Con Omaira no era posible. Murió en tres días delante de nosotros en 'Informe Semanal', pero lo de Julen ha sido eterno, lo cual ha permitido esperanza y morbo a partes iguales. Hemos soñado con que unos mineros asturianos rompían las paredes de Nunca Jamás y arrancaban al niño de la paradoja de Schrödinger en que quedó atrapado. Ahora, con la ruptura inexorable e inminente mientras escribo de la fantasía, las teles y las redes jugarán un papel aún más condenable generando un producto que compraremos con deleite.

No entendí, cuando lo de Omaira, por qué los reporteros no tiraron sus cámaras y se pusieron a excavar con las manos para sacar a aquella niña del infierno precursor de la vida en directo y no entiendo cómo a unos padres se les ha caído un niño de dos años a un pozo de cien metros, pero he tenido muchas ganas estos días de irme a excavar con las manos hasta llegar al imposible país de Nunca Jamás.

En espera del desenlace preveíamos un fundido a negro, dolor sin límite, tristeza insondable. El mal final volaba en círculos con los cuervos pero todos hemos deseado con todas nuestras fuerzas otro final. El deseo conjunto de un país de niños todavía. Estamos en espera de una segunda parte en la que la presentadora de la cadena televisiva a la que aludí prepara cambios en los lugares comunes. Ahora toca investigación, responsabilidades, expertos, antecedentes... Todo esto ya ocurrió, siempre ocurre. Una de las citas más repetidas de Marx dice que «la historia se repite dos veces: primero como tragedia y después como farsa». Una vez ocurrió, la farsa se repite hasta el infinito y en ella pastan decenas de comentaristas televisivos multiuso. Una farsa rentable.

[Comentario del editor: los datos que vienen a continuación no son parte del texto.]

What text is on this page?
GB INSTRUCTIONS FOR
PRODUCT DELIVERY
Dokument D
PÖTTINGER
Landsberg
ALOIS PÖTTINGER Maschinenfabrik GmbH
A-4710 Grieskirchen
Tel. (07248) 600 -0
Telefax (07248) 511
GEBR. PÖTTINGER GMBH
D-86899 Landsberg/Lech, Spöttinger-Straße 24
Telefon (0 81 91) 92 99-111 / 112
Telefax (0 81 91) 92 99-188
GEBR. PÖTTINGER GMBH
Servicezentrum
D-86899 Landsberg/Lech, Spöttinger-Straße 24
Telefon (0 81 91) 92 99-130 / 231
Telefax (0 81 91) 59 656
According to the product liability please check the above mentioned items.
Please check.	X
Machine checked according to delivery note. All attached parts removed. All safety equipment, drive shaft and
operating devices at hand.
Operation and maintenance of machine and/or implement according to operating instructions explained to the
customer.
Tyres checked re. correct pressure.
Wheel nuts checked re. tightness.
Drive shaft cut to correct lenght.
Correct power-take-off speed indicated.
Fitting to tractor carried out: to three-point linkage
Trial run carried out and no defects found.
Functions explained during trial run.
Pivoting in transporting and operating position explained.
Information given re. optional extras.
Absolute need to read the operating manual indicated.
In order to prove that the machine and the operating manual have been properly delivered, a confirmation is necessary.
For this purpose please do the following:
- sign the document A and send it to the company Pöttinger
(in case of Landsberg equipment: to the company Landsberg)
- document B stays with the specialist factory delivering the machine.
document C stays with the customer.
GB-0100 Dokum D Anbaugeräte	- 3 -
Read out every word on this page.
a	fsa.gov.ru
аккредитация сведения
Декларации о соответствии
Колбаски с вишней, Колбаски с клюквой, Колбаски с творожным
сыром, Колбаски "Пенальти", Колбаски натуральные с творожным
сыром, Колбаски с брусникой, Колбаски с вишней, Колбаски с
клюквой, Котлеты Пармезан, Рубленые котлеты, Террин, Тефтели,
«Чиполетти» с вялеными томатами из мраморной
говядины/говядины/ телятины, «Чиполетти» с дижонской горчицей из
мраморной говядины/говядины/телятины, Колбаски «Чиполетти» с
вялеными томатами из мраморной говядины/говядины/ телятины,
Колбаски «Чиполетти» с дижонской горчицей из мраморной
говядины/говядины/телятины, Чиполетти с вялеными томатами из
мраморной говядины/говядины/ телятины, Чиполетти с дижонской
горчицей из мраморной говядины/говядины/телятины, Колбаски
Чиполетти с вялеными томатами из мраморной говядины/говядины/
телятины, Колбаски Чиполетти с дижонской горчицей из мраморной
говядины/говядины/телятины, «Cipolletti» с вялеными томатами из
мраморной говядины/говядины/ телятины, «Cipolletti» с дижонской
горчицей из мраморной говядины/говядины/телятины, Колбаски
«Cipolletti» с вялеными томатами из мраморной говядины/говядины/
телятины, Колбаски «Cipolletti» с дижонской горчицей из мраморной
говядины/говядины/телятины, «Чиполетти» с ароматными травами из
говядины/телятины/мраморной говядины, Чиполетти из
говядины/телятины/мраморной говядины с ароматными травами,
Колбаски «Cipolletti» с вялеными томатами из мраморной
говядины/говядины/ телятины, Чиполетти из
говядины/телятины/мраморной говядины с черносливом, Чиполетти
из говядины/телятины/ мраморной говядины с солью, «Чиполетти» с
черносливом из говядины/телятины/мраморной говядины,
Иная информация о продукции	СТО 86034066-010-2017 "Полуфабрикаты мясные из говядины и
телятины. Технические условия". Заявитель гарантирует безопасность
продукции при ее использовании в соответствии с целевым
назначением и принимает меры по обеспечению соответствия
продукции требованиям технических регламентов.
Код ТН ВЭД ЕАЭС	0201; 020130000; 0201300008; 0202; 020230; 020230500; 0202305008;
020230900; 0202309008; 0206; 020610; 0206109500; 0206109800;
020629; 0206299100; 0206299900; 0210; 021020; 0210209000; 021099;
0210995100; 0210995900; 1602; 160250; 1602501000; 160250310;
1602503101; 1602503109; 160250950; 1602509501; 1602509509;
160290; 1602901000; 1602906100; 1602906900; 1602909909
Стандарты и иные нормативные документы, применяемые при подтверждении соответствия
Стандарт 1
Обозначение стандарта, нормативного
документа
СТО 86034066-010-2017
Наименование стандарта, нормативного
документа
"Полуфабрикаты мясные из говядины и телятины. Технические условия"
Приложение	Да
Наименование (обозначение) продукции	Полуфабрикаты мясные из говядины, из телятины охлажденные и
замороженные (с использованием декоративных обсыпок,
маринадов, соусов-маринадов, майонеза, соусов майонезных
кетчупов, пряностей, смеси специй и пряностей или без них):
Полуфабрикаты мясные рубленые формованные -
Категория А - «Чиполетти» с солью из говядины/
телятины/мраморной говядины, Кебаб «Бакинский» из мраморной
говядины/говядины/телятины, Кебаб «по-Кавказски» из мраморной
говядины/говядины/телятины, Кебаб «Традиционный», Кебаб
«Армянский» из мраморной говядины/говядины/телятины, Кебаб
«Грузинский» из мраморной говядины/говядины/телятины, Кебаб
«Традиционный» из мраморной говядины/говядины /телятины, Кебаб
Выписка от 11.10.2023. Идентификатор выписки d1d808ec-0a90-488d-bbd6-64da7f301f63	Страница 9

Vuelvo a Omaira unos días después por un comentario de una nueva amiga de Facebook que muestra una captura del último videoclip de Rosalía. En él aparece sumergida hasta la boca en un agua negra con los ojos intensamente remarcados. El 'dejà vu' es muy poderoso. Mi ciberconocida -Rosario Villajos- dice que es parte del imaginario de la Generación X y es cierto. Quedamos marcados por aquella imagen hasta el punto de que Julen nos la ha traído a muchos, y el director del videoclip de Rosalía ha utilizado este recurso convirtiendo nuevamente el drama en farsa de una manera subliminal, sabiendo bien al subconsciente de quien se dirigía. La desaparición de Julen no ha tenido una imagen icónica más allá del agujero imposible, una maldita puerta del infierno. En cierta forma es mejor la ausencia de un icono que agregar a la cultura de rápido consumo contemporánea. Julen, a diferencia de tantos niños perdidos, no tiene un rostro ultradifundido como sí tiene Omaira. La falta de imagen puede ser mejor en la preservación de los recuerdos, aunque parezca una paradoja.

Sigo de alguna manera en 1988, esperando que la tragedia no tenga el desenlace esperado, que ninguna de las desapariciones infantiles lo tenga. Me he hecho mayor, pero deseo que los niños perdidos estén en Nunca Jamás. No sé si podré llevar bien esto de ser adulto.